Generally such reactions don't ring true, referring not to the way things really used to be, but to idealized, mythical visions of the past couched in absolute terms. So it is with this letter, which attempts to contrast the "modern immigrant" with immigrants of a century ago, finding the former sadly lacking by comparison. As usual, it references a black-and-white past that never existed. Yes, many of the immigrants who streamed through Ellis Island into the United States around the turn of the century worked hard, obeyed the laws, did their best to learn English (and otherwise become assimiliated into American culture), raised children who willingly took up arms to defend their adoptive country in times of crisis, and made their way in the world (and perhaps even prospered) with little or no help from the government or anyone outside their immediate families and circles of acquaintances. However, plenty of immigrants in that same era did _not_ fit that mold, such as those who:
* Resorted to scams, petty theft, and all sorts of other crimes to get by, or simply resumed the same kinds of criminal activities they'd been perpetrating in their homelands, sometimes on large, organized scales (e.g., the Italian mafia, Chinese triads).

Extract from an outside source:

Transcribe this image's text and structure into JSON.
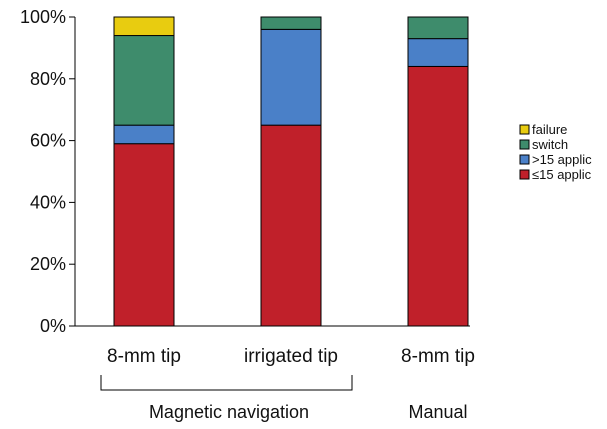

* Moved to enclaves or communities in which their original cultures and languages were preserved, obviating the need for them to ever assimiliate into the broader American culture or learn English. (If the immigrants of earlier eras "stirred the melting pot into one red, white and blue bowl," then who started all the ethnic enclaves, such as Little Germany and Chinatown , found in New York and many other American cities?) Their children (and future generations) were often left to learn English and assimilate as best they could on their own, driven by necessity rather than allegiance to American national ideals.
* Retained their original family names, or changed their names only reluctantly ? the latter not to "blend in with their new home," but to try to escape the prejudices, persecution, and violence typically visited upon members of various national, ethnic, and religious groups in the U.S. (e.g., Catholics, Jews, Irish, Italians).

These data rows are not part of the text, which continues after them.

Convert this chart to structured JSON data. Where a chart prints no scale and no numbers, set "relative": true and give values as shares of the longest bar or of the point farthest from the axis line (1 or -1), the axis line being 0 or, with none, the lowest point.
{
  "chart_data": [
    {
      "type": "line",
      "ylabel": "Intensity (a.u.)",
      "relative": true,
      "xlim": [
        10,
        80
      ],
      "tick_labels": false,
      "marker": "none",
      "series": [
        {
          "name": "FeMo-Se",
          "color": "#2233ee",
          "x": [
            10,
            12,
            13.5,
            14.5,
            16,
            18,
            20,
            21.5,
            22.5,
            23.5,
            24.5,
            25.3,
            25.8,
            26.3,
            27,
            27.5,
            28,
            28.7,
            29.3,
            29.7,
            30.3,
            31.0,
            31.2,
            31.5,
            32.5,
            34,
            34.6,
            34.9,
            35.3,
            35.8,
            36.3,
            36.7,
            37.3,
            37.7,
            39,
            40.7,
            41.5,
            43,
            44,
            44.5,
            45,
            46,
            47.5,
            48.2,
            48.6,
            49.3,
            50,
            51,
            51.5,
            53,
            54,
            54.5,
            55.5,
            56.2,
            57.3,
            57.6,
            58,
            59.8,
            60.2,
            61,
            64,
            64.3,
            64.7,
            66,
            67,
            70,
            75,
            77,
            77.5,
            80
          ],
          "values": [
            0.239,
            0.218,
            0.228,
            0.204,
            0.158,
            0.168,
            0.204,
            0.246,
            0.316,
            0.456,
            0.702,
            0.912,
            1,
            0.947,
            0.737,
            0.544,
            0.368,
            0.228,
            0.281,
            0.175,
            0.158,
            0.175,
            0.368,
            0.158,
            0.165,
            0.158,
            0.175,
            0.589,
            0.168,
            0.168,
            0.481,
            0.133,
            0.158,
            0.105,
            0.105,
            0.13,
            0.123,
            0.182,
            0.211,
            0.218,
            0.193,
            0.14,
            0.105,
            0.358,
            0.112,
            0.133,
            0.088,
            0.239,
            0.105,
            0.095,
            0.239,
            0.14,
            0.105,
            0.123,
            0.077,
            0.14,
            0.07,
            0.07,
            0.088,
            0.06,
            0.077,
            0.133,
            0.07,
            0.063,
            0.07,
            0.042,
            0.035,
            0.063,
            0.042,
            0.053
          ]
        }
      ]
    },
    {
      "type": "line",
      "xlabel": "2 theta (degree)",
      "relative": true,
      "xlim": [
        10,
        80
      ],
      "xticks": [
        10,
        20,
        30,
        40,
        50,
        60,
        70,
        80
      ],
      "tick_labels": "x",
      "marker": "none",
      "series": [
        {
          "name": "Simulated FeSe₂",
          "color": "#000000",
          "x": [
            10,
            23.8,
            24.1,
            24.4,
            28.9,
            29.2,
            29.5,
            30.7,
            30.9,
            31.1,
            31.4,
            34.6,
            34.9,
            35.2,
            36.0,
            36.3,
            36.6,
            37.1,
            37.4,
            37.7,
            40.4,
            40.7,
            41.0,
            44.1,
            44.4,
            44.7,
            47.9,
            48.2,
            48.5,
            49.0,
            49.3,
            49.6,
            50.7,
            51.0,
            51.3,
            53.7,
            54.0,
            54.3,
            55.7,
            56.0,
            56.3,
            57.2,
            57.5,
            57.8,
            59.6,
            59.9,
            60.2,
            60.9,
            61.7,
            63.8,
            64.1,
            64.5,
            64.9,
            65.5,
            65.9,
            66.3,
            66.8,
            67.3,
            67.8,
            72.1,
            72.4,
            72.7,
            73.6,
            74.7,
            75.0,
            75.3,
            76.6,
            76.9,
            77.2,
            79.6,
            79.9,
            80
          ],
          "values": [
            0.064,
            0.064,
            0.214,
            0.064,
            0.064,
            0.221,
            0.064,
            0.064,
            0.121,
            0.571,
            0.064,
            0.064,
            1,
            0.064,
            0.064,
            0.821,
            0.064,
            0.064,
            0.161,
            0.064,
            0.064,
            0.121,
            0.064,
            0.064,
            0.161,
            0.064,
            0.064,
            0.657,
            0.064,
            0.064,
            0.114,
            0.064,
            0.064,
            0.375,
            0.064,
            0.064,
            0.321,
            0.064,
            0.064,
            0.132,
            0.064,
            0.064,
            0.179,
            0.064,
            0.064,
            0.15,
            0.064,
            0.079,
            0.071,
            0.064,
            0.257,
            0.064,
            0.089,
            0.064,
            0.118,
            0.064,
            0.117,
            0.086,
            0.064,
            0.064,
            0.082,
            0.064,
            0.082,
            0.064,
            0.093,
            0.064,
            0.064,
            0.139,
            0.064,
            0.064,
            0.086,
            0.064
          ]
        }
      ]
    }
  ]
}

* Declined to participate in fighting for the U.S. against their home countries in World War I (as did their children in World War II), or even left the U.S. to return home and fight for the other side. (And certainly many first-generation Americans of Japanese descent, who found themselves restricted to internment camps merely due to their ancestry, gave plenty of "thought about what country their parents had come from.")
* Disdained free lunches, welfare, and labor laws not because they were virtuous and prized self-sufficiency, but because those government programs did not yet exist, either for native-born American citizens or immigrants.
What this piece illustrates is not so much substantive differences between "old immigrants" and "new immigrants," but rather the truthfulness of the proverb "Plus ca change, plus c'est la meme chose."